FIE Press Release 3 Nov 2013: Marine Harvest Irish third quarter loses €4 million to ‘exceptional mortalities’

Marine Harvest Irish third quarter loses €4 million to ‘exceptional mortalities’



Marine Harvest Irish third quarter loses €4 million to ‘exceptional mortalities’

Environmentalists claim losses show economic failure of open cage salmon farming.

Marine Harvest, the Norwegian company who produce 80% of Ireland’s farmed salmon, have reported production down by 36% with exceptional losses of €4 million for 2013 Q3. Overall, the company posted loses of €2.7 million for the quarter, the only Marine Harvest operation internationally to report losses.

The details are given in the company’s third quarter Report, published last week. The Report refers to ‘challenging conditions’ in Ireland and gave ‘exceptional mortality’ as the cause of the loses.

Disease, parasites, and adverse biological events are cited.

A spokesman for Friends of the Irish Environment said that ‘The industry is beginning to accept that closed containment systems, which are now coming into production around the world, are the only way forward. By separating the farmed fish from the natural environment, disease and parasites can be controlled without adverse effects on other species and the effluent recycled rather than polluting local waters.’

Marine Harvest Third Quarter Report

Click to access 582554.pdf

Verification and comment: Tony Lowes 027 74771 087 2176316

Editors Notes

Highlights of the Marine Harvest Third Quarter Report

Sea lice (page 14), high occurrences of algae blooms and jelly fish as well as Pancreatic Disease [PD] and Amoebic Gill Disease AGD are cited (pages 12).

Exceptional items, given as mortality, are €4 million (page 24) for overall loses of €2.7 million (page 4).

The third quarter report notes that record sea water temperatures of 21 degrees (page 11) were a factor in the proliferation of parasites and disease and may be connected to the increase in algae blooms and jellyfish.

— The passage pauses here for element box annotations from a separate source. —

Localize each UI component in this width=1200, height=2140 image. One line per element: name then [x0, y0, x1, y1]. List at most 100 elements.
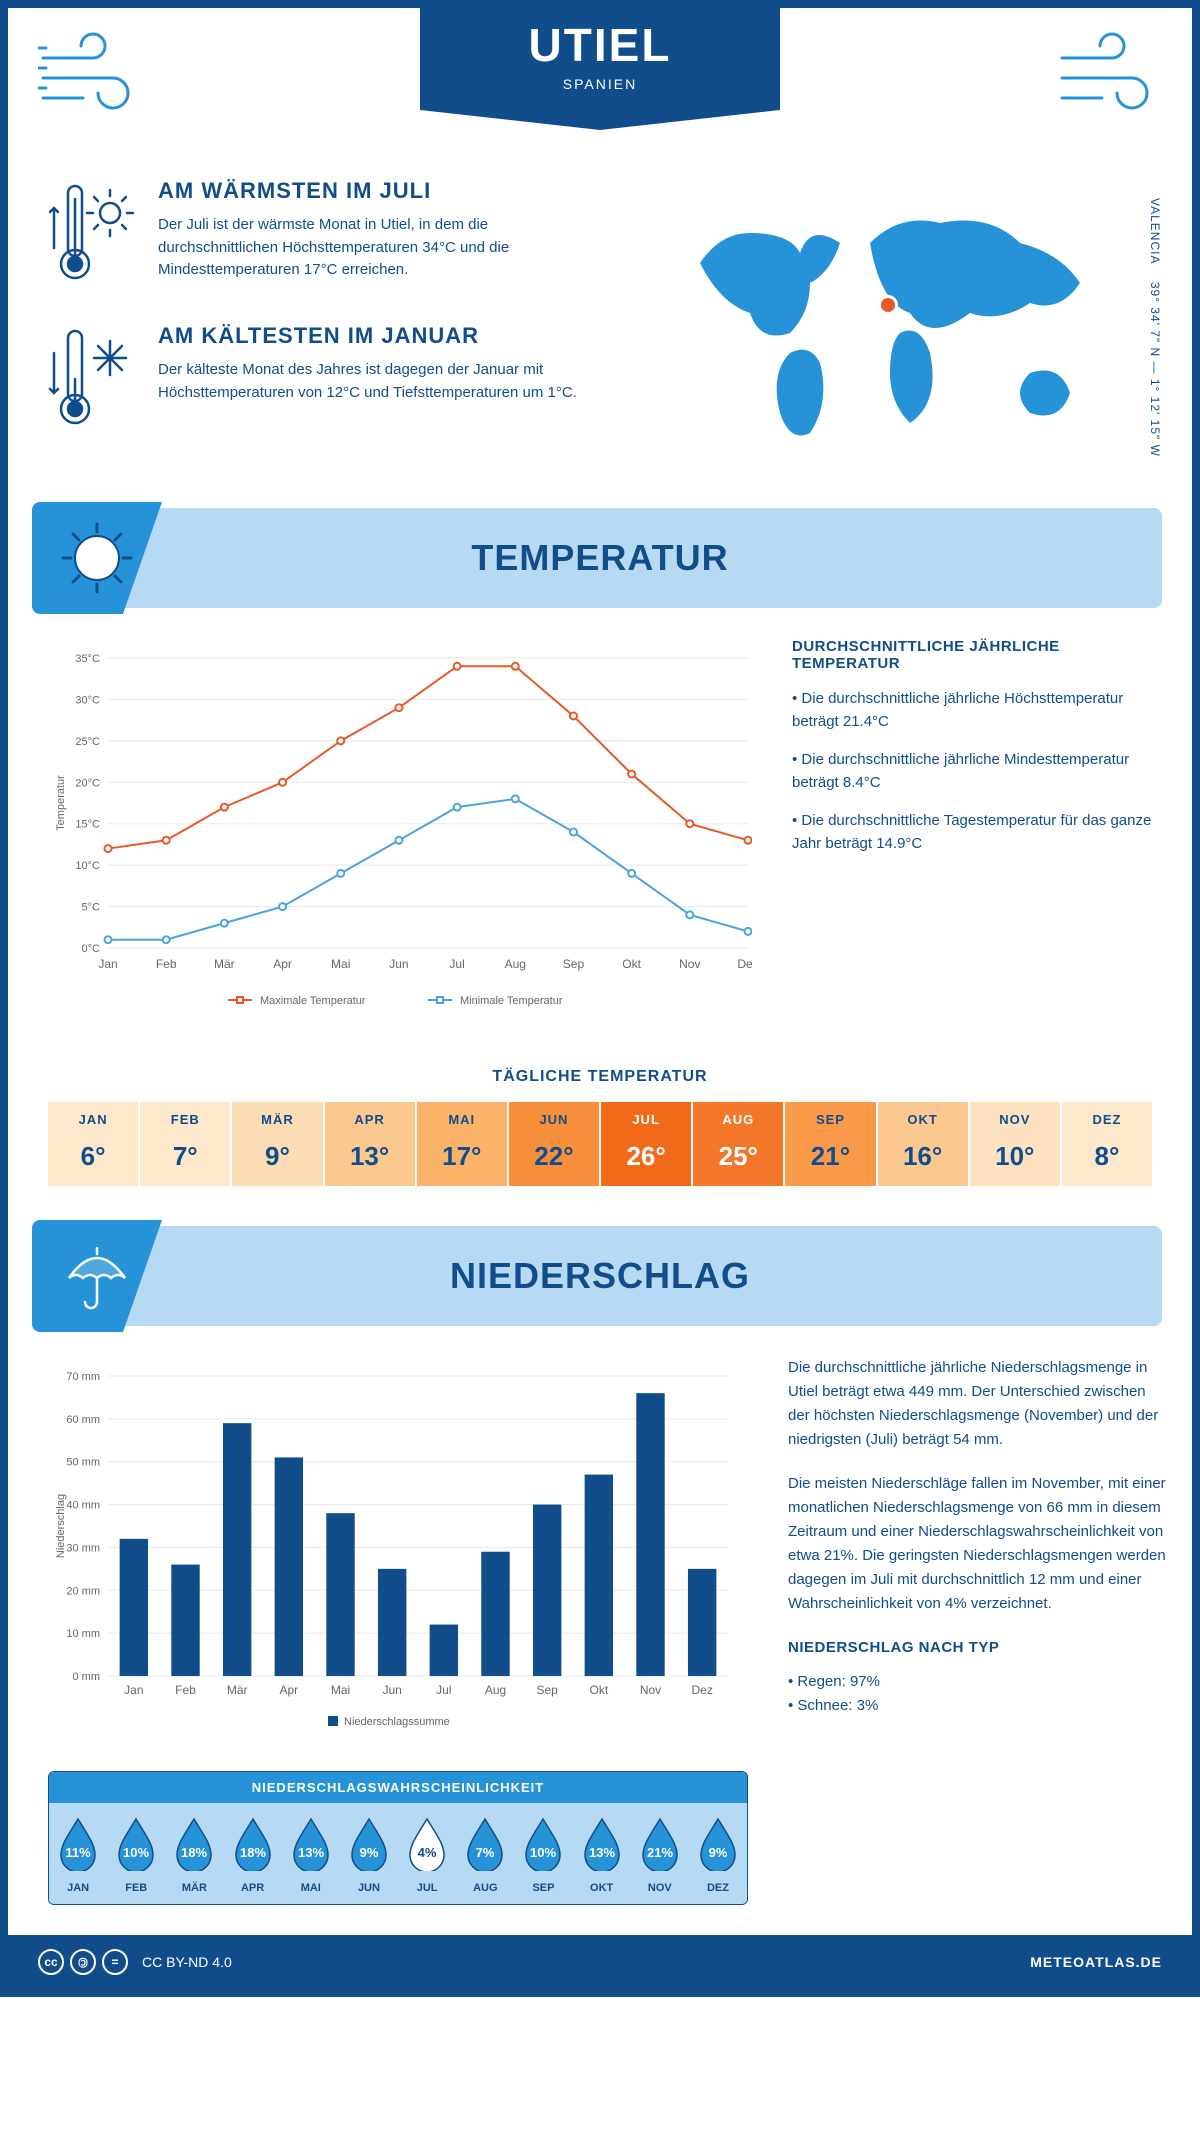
svg-text:60 mm: 60 mm — [66, 1414, 100, 1426]
intro-section: AM WÄRMSTEN IM JULI Der Juli ist der wär… — [8, 158, 1192, 498]
warmest-text: Der Juli ist der wärmste Monat in Utiel,… — [158, 214, 608, 282]
temp-fact-1: • Die durchschnittliche jährliche Höchst… — [792, 688, 1152, 733]
svg-text:50 mm: 50 mm — [66, 1457, 100, 1469]
svg-text:4%: 4% — [418, 1845, 437, 1860]
thermometer-snow-icon — [48, 323, 138, 438]
by-icon: 🄯 — [70, 1949, 96, 1975]
coldest-title: AM KÄLTESTEN IM JANUAR — [158, 323, 608, 349]
precip-snow: • Schnee: 3% — [788, 1694, 1168, 1718]
precip-p2: Die meisten Niederschläge fallen im Nove… — [788, 1472, 1168, 1616]
prob-cell: 7%AUG — [456, 1803, 514, 1904]
prob-cell: 11%JAN — [49, 1803, 107, 1904]
wind-icon — [1042, 28, 1162, 123]
section-title-temp: TEMPERATUR — [471, 537, 728, 579]
lat-label: 39° 34' 7" N — [1148, 282, 1162, 357]
heat-cell: OKT16° — [878, 1102, 970, 1186]
prob-cell: 10%FEB — [107, 1803, 165, 1904]
svg-text:0 mm: 0 mm — [73, 1671, 101, 1683]
thermometer-sun-icon — [48, 178, 138, 293]
prob-cell: 18%MÄR — [165, 1803, 223, 1904]
svg-text:35°C: 35°C — [75, 653, 100, 665]
svg-text:13%: 13% — [298, 1845, 324, 1860]
region-label: VALENCIA — [1148, 198, 1162, 264]
svg-text:Mär: Mär — [214, 957, 235, 971]
svg-text:Nov: Nov — [679, 957, 700, 971]
svg-text:18%: 18% — [181, 1845, 207, 1860]
svg-text:Feb: Feb — [156, 957, 177, 971]
section-header-temperature: TEMPERATUR — [38, 508, 1162, 608]
heat-cell: MAI17° — [417, 1102, 509, 1186]
svg-text:Maximale Temperatur: Maximale Temperatur — [260, 995, 366, 1007]
precip-p1: Die durchschnittliche jährliche Niedersc… — [788, 1356, 1168, 1452]
prob-cell: 18%APR — [224, 1803, 282, 1904]
coldest-text: Der kälteste Monat des Jahres ist dagege… — [158, 359, 608, 404]
svg-text:Jun: Jun — [382, 1683, 401, 1697]
heat-cell: APR13° — [325, 1102, 417, 1186]
svg-text:Sep: Sep — [536, 1683, 558, 1697]
lon-label: 1° 12' 15" W — [1148, 379, 1162, 457]
svg-text:Feb: Feb — [175, 1683, 196, 1697]
precipitation-text: Die durchschnittliche jährliche Niedersc… — [788, 1356, 1168, 1905]
temperature-line-chart: 0°C5°C10°C15°C20°C25°C30°C35°CJanFebMärA… — [48, 638, 752, 1018]
prob-cell: 21%NOV — [631, 1803, 689, 1904]
heat-cell: AUG25° — [693, 1102, 785, 1186]
svg-text:13%: 13% — [589, 1845, 615, 1860]
svg-text:9%: 9% — [709, 1845, 728, 1860]
svg-text:Mai: Mai — [331, 1683, 350, 1697]
svg-text:15°C: 15°C — [75, 819, 100, 831]
svg-text:70 mm: 70 mm — [66, 1371, 100, 1383]
heat-cell: NOV10° — [970, 1102, 1062, 1186]
svg-text:30°C: 30°C — [75, 694, 100, 706]
prob-cell: 9%JUN — [340, 1803, 398, 1904]
svg-text:Apr: Apr — [279, 1683, 298, 1697]
heat-cell: FEB7° — [140, 1102, 232, 1186]
svg-text:Minimale Temperatur: Minimale Temperatur — [460, 995, 563, 1007]
svg-text:Apr: Apr — [273, 957, 292, 971]
prob-cell: 13%OKT — [573, 1803, 631, 1904]
svg-text:Okt: Okt — [589, 1683, 608, 1697]
svg-text:Aug: Aug — [485, 1683, 506, 1697]
daily-temp-heading: TÄGLICHE TEMPERATUR — [8, 1068, 1192, 1086]
temp-fact-3: • Die durchschnittliche Tagestemperatur … — [792, 810, 1152, 855]
license-text: CC BY-ND 4.0 — [142, 1954, 232, 1970]
svg-text:5°C: 5°C — [82, 902, 101, 914]
prob-cell: 13%MAI — [282, 1803, 340, 1904]
brand-text: METEOATLAS.DE — [1030, 1954, 1162, 1970]
coordinates: VALENCIA 39° 34' 7" N — 1° 12' 15" W — [1148, 198, 1162, 457]
svg-text:Jul: Jul — [449, 957, 464, 971]
svg-text:Okt: Okt — [622, 957, 641, 971]
svg-text:Aug: Aug — [505, 957, 526, 971]
svg-text:0°C: 0°C — [82, 943, 101, 955]
svg-text:Mai: Mai — [331, 957, 350, 971]
heat-cell: JUL26° — [601, 1102, 693, 1186]
nd-icon: = — [102, 1949, 128, 1975]
cc-icons: cc 🄯 = — [38, 1949, 128, 1975]
temperature-facts: DURCHSCHNITTLICHE JÄHRLICHE TEMPERATUR •… — [792, 638, 1152, 1018]
precipitation-bar-chart: 0 mm 10 mm 20 mm 30 mm 40 mm 50 mm 60 mm 70 mm J… — [48, 1356, 748, 1736]
sun-icon — [32, 502, 162, 614]
prob-cell: 9%DEZ — [689, 1803, 747, 1904]
wind-icon — [38, 28, 158, 123]
world-map: VALENCIA 39° 34' 7" N — 1° 12' 15" W — [648, 178, 1152, 468]
cc-icon: cc — [38, 1949, 64, 1975]
svg-text:20°C: 20°C — [75, 777, 100, 789]
svg-text:Niederschlag: Niederschlag — [55, 1494, 67, 1558]
svg-text:30 mm: 30 mm — [66, 1542, 100, 1554]
warmest-title: AM WÄRMSTEN IM JULI — [158, 178, 608, 204]
svg-text:10 mm: 10 mm — [66, 1628, 100, 1640]
svg-text:10%: 10% — [123, 1845, 149, 1860]
svg-text:25°C: 25°C — [75, 736, 100, 748]
precip-rain: • Regen: 97% — [788, 1670, 1168, 1694]
svg-text:Jan: Jan — [124, 1683, 143, 1697]
heat-cell: SEP21° — [785, 1102, 877, 1186]
city-name: UTIEL — [420, 18, 780, 72]
prob-title: NIEDERSCHLAGSWAHRSCHEINLICHKEIT — [49, 1772, 747, 1803]
svg-text:11%: 11% — [65, 1845, 91, 1860]
svg-text:7%: 7% — [476, 1845, 495, 1860]
heat-cell: JUN22° — [509, 1102, 601, 1186]
svg-text:20 mm: 20 mm — [66, 1585, 100, 1597]
temp-fact-2: • Die durchschnittliche jährliche Mindes… — [792, 749, 1152, 794]
svg-text:10%: 10% — [530, 1845, 556, 1860]
svg-text:40 mm: 40 mm — [66, 1500, 100, 1512]
prob-cell: 10%SEP — [514, 1803, 572, 1904]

It says ‘High seawater temperatures have contributed to lice levels above the 2012 level in Scotland and Ireland’, (page 14) pointing out that as with the rest of the industry, Marine Harvest has a limited insurance coverage against adverse biological events.

Gill Disease [AGD] (page 14)
AGD is now present on many Irish salmon farms, reducing fish appetite and so uptake of in–feed chemicals required to control parasites

Control of AGD requires bringing well boats containing fresh water to the farms and bathing the fish for three hours. The additional costs are substantial.

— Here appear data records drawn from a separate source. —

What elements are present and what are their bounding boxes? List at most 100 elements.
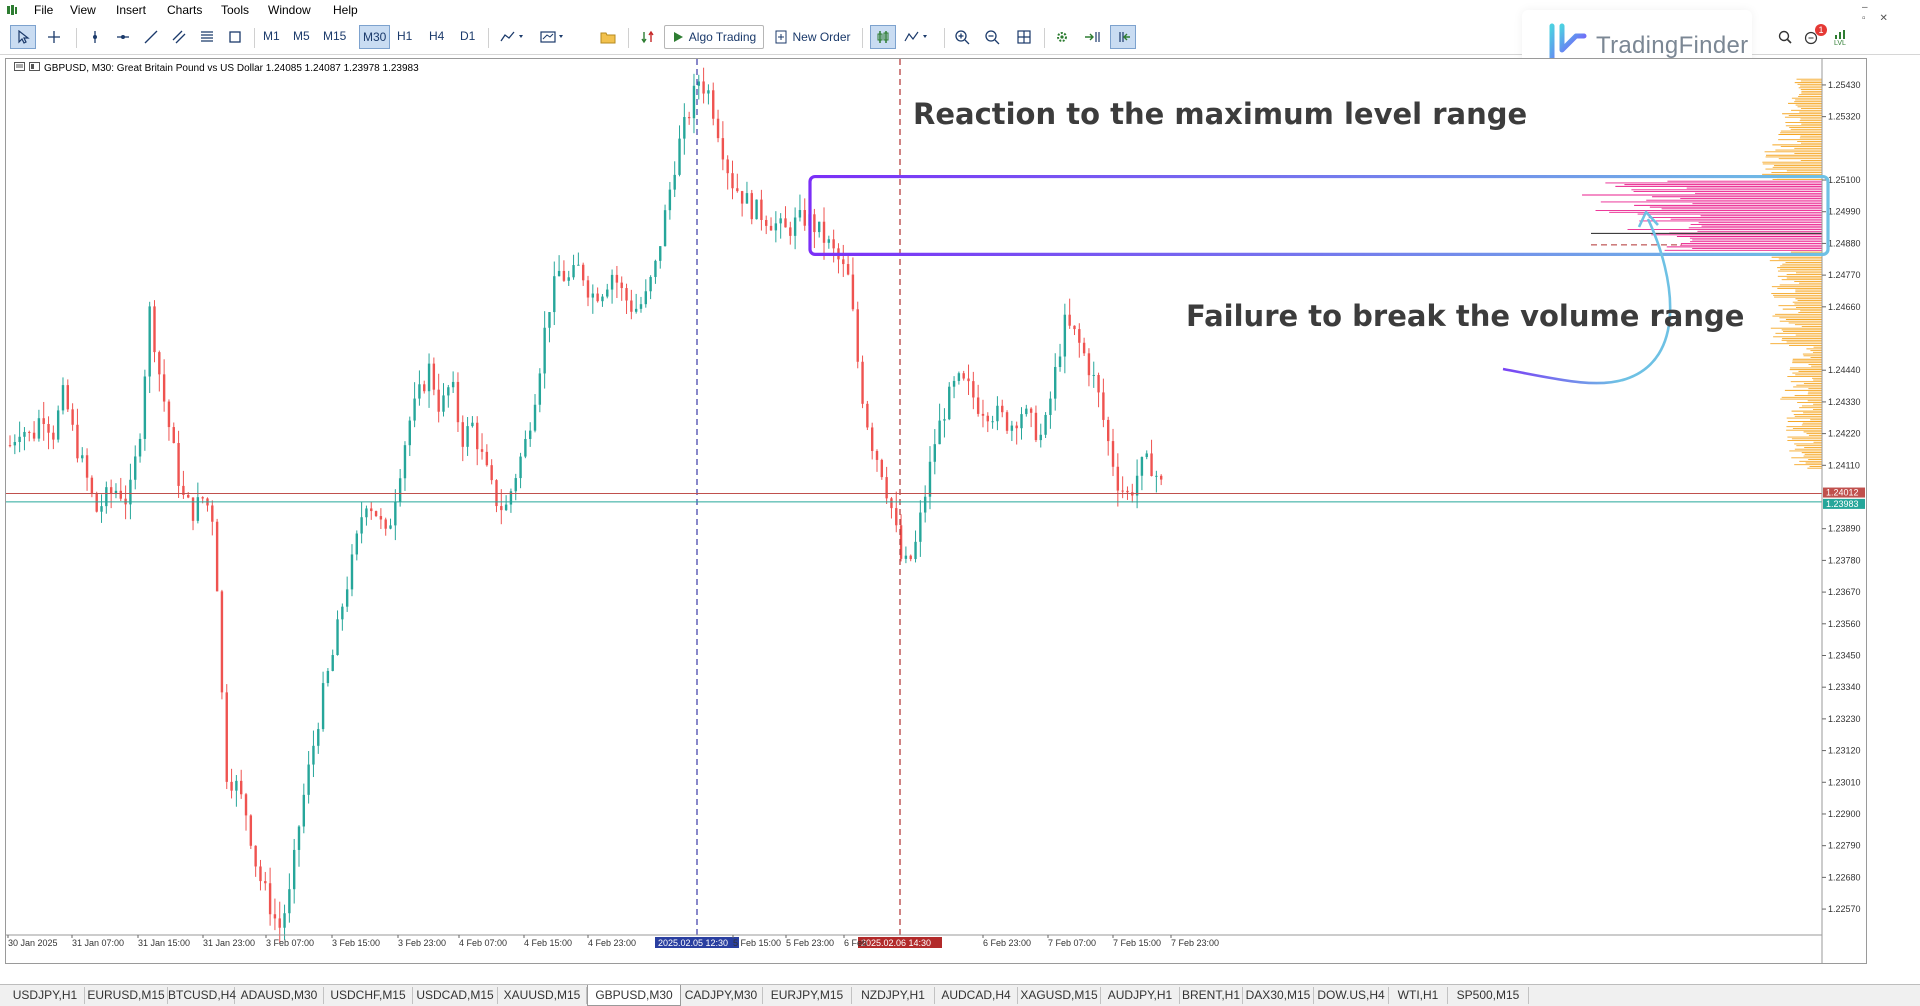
candle-body (23, 431, 26, 437)
tile-windows-icon[interactable] (1012, 25, 1036, 49)
candle-body (870, 427, 874, 452)
price-tick-label: 1.24110 (1828, 460, 1860, 470)
candle-body (244, 794, 248, 816)
timeframe-h4[interactable]: H4 (429, 29, 445, 43)
symbol-info-text: GBPUSD, M30: Great Britain Pound vs US D… (44, 62, 419, 74)
zoom-out-icon[interactable] (980, 25, 1004, 49)
candle-body (1150, 453, 1153, 477)
vertical-line-icon[interactable] (84, 25, 106, 49)
window-controls[interactable]: –▫✕ (1862, 2, 1902, 24)
menu-window[interactable]: Window (268, 3, 311, 17)
menu-file[interactable]: File (34, 3, 54, 17)
price-tick-label: 1.22680 (1828, 872, 1861, 882)
candle-body (938, 420, 941, 445)
menu-view[interactable]: View (70, 3, 96, 17)
cursor-icon[interactable] (10, 25, 36, 49)
red-marker-tag (858, 937, 942, 948)
tab-xauusd-m15[interactable]: XAUUSD,M15 (498, 987, 587, 1004)
menu-insert[interactable]: Insert (116, 3, 147, 17)
tab-audjpy-h1[interactable]: AUDJPY,H1 (1101, 987, 1180, 1004)
tab-eurjpy-m15[interactable]: EURJPY,M15 (763, 987, 852, 1004)
auto-scroll-icon[interactable] (1080, 25, 1104, 49)
candle-body (813, 214, 816, 233)
price-tick-label: 1.24880 (1828, 238, 1861, 248)
chart-type-icon[interactable] (900, 25, 934, 49)
candle-body (85, 455, 89, 478)
tab-usdchf-m15[interactable]: USDCHF,M15 (324, 987, 413, 1004)
autotrading-icon[interactable] (636, 25, 660, 49)
candle-body (914, 541, 917, 560)
algo-trading-button[interactable]: Algo Trading (664, 25, 764, 49)
tab-dow-us-h4[interactable]: DOW.US,H4 (1314, 987, 1389, 1004)
candle-body (856, 309, 859, 362)
time-tick-label: 30 Jan 2025 (8, 938, 58, 948)
bar-chart-icon[interactable] (870, 25, 896, 49)
menu-help[interactable]: Help (333, 3, 358, 17)
fibonacci-icon[interactable] (196, 25, 218, 49)
candle-body (1044, 414, 1047, 435)
chart-window[interactable]: 1.24012 1.23983 1.25430 1.25320 1.25100 1.24… (5, 58, 1867, 964)
chart-shift-icon[interactable] (1110, 25, 1136, 49)
chart-window-icon[interactable] (29, 62, 40, 74)
tab-cadjpy-m30[interactable]: CADJPY,M30 (680, 987, 763, 1004)
shapes-icon[interactable] (224, 25, 246, 49)
tab-nzdjpy-h1[interactable]: NZDJPY,H1 (852, 987, 935, 1004)
candle-body (18, 436, 21, 443)
candle-body (649, 276, 652, 292)
tab-xagusd-m15[interactable]: XAGUSD,M15 (1018, 987, 1101, 1004)
tab-gbpusd-m30[interactable]: GBPUSD,M30 (587, 985, 681, 1006)
candle-body (943, 419, 946, 421)
tab-dax30-m15[interactable]: DAX30,M15 (1243, 987, 1314, 1004)
candle-body (890, 498, 893, 509)
horizontal-line-icon[interactable] (112, 25, 134, 49)
folder-icon[interactable] (596, 25, 620, 49)
search-icon[interactable] (1778, 30, 1792, 49)
indicators-icon[interactable] (496, 25, 530, 49)
tab-wti-h1[interactable]: WTI,H1 (1389, 987, 1448, 1004)
notifications-icon[interactable] (1804, 30, 1820, 51)
timeframe-h1[interactable]: H1 (397, 29, 413, 43)
zoom-in-icon[interactable] (950, 25, 974, 49)
tab-sp500-m15[interactable]: SP500,M15 (1448, 987, 1529, 1004)
menu-bar: File View Insert Charts Tools Window Hel… (0, 0, 1920, 24)
tab-btcusd-h4[interactable]: BTCUSD,H4 (168, 987, 237, 1004)
tab-eurusd-m15[interactable]: EURUSD,M15 (85, 987, 168, 1004)
candle-body (1121, 490, 1124, 492)
time-tick-label: 7 Feb 07:00 (1048, 938, 1096, 948)
candle-body (201, 497, 204, 499)
tab-brent-h1[interactable]: BRENT,H1 (1180, 987, 1243, 1004)
menu-tools[interactable]: Tools (221, 3, 250, 17)
timeframe-m30[interactable]: M30 (359, 25, 391, 49)
candle-body (81, 455, 84, 459)
tab-usdjpy-h1[interactable]: USDJPY,H1 (6, 987, 85, 1004)
menu-charts[interactable]: Charts (167, 3, 203, 17)
tab-adausd-m30[interactable]: ADAUSD,M30 (235, 987, 324, 1004)
candle-body (904, 555, 908, 559)
timeframe-m5[interactable]: M5 (293, 29, 310, 43)
channel-icon[interactable] (168, 25, 190, 49)
candle-body (413, 398, 416, 421)
candle-body (254, 845, 257, 867)
settings-gear-icon[interactable] (1050, 25, 1074, 49)
templates-icon[interactable] (536, 25, 570, 49)
chart-menu-icon[interactable] (14, 62, 25, 74)
candle-body (230, 781, 233, 791)
tab-usdcad-m15[interactable]: USDCAD,M15 (413, 987, 498, 1004)
tab-audcad-h4[interactable]: AUDCAD,H4 (935, 987, 1018, 1004)
candle-body (827, 239, 831, 243)
candle-body (1001, 405, 1004, 413)
timeframe-m1[interactable]: M1 (263, 29, 280, 43)
candle-body (379, 516, 383, 520)
timeframe-d1[interactable]: D1 (460, 29, 476, 43)
candle-body (215, 521, 219, 592)
candle-body (548, 312, 551, 328)
new-order-button[interactable]: New Order (770, 25, 856, 49)
crosshair-icon[interactable] (42, 25, 66, 49)
timeframe-m15[interactable]: M15 (323, 29, 347, 43)
candle-body (659, 246, 662, 261)
app-icon (6, 3, 18, 15)
level-icon[interactable] (1834, 28, 1848, 46)
trendline-icon[interactable] (140, 25, 162, 49)
time-tick-label: 4 Feb 15:00 (524, 938, 572, 948)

The company has two planning applications before local authorities on Clare Island and West Cork for impoundment areas to collect fresh water for the treatment. Cork County Council’s grant of planning permission has been appealed by the charity An Taisce.

Environmentalists have pointed out that aside from the impact of sea lice on returning wild salmon, turbot, bass, bream, sea urchins and crabs are vulnerable to AGD, putting at risk native industries.

Pancreas disease (page 11).
Pancreas disease (PD) is currently the most serious of the viral infections affecting Norwegian farmed salmon and was present for the first time in Ireland during 2013, severely affecting two sites. The disease leads to increased mortality, weight loss and low fish product quality. It therefore has a significant influence on fish welfare and on profitability in the aquaculture industry.

Both infected and dead salmon can shed the salmonid pancreas disease virus into the sea. Recent research shows how the virus particles can be spread by the wind and ocean currents from one fish farm to the next along the coast.


One thought on “FIE Press Release 3 Nov 2013: Marine Harvest Irish third quarter loses €4 million to ‘exceptional mortalities’

  1. Just for general information.
    Marine Harvest is not Norwegian, it is quoted on the Oslo Stock Exchange but it is 70% owned by Non-Norwegians.